The reason Facebook is still huge and Google+ is niche at best is
interoperability. Social networks (this style at least) aren't like email
providers or cell phone carriers where even if there are a few main
competitors, you can't just switch to the one you prefer and expect to keep
communicating with people on the "established" service.

Facebook was lucky enough to be "the one" that got your mom to sign up along
with your grandma, your boss, your doctor, and your ex. Friendster and Myspace
and all of those were big but they never really shed that teen/tween
association for a lot of people. Facebook came up when all of the rest of the
public was mostly ready to see what this social networking stuff was all
about.

And unlike AIM or Hotmail or any of the other big players in chat or email,
you can't just use Facebook with a third party client or another compatible
service. So unless you get _everyone_ to switch over to something else (or you
maintain multiple profiles and sets of contacts) there is little to be gained
by using anything but the single, big player on the field.

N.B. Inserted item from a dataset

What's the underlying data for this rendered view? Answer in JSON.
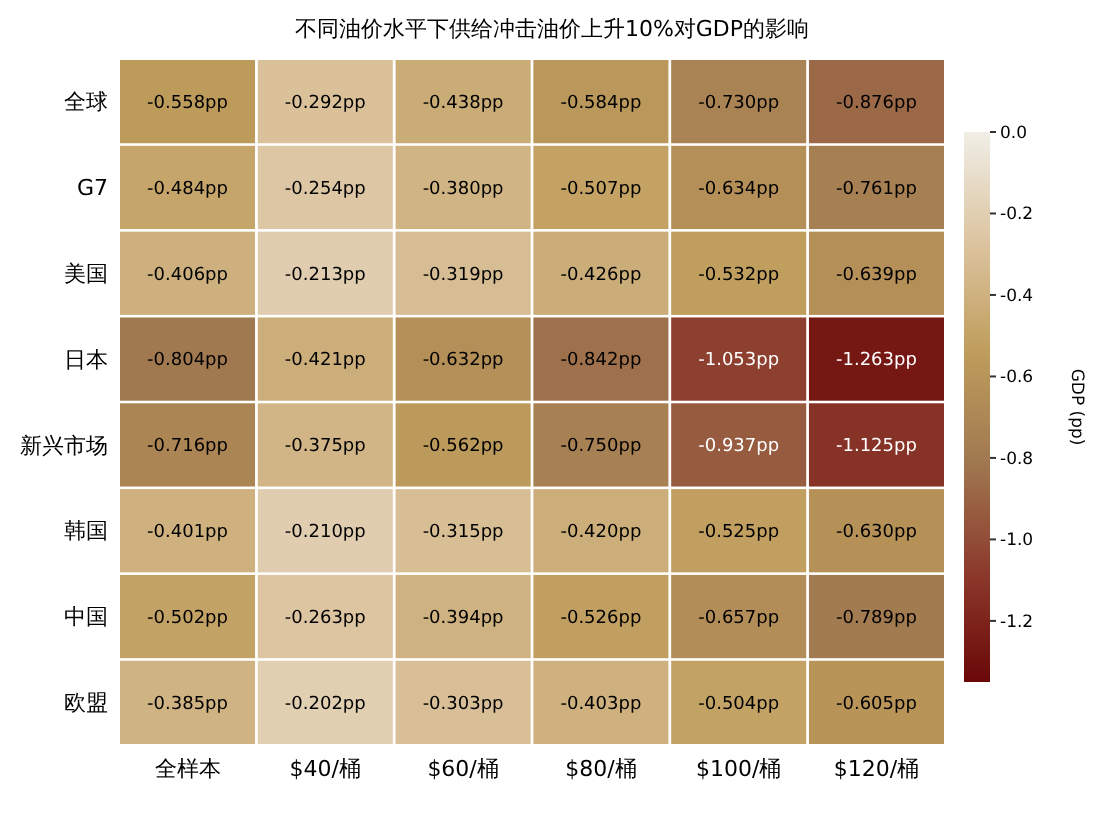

The relative failure of Google+ has nothing to do with how good Facebook is at
targeting (or how good the service is overall). Hell, I would have switched
over in a second. Way cleaner and faster mobile app. Nicer website, chat,
voice calling, and all the other stuff Facebook has or added to compete with
Google.

But even though I sorta hate Facebook's site and I sorta love Google+'s
Circles feature, it doesn't matter. Because I'll never convince all of those
people to move over and without them, a social network is worthless. It really
is a shame because it's as if Facebook is the new email except email isn't a
standard and you can only use one provider. It's as if AOL somehow made
regular email incompatible back when they were a massive ISP in the US. If you
had to have AOL to email other AOL users, who would dare switch?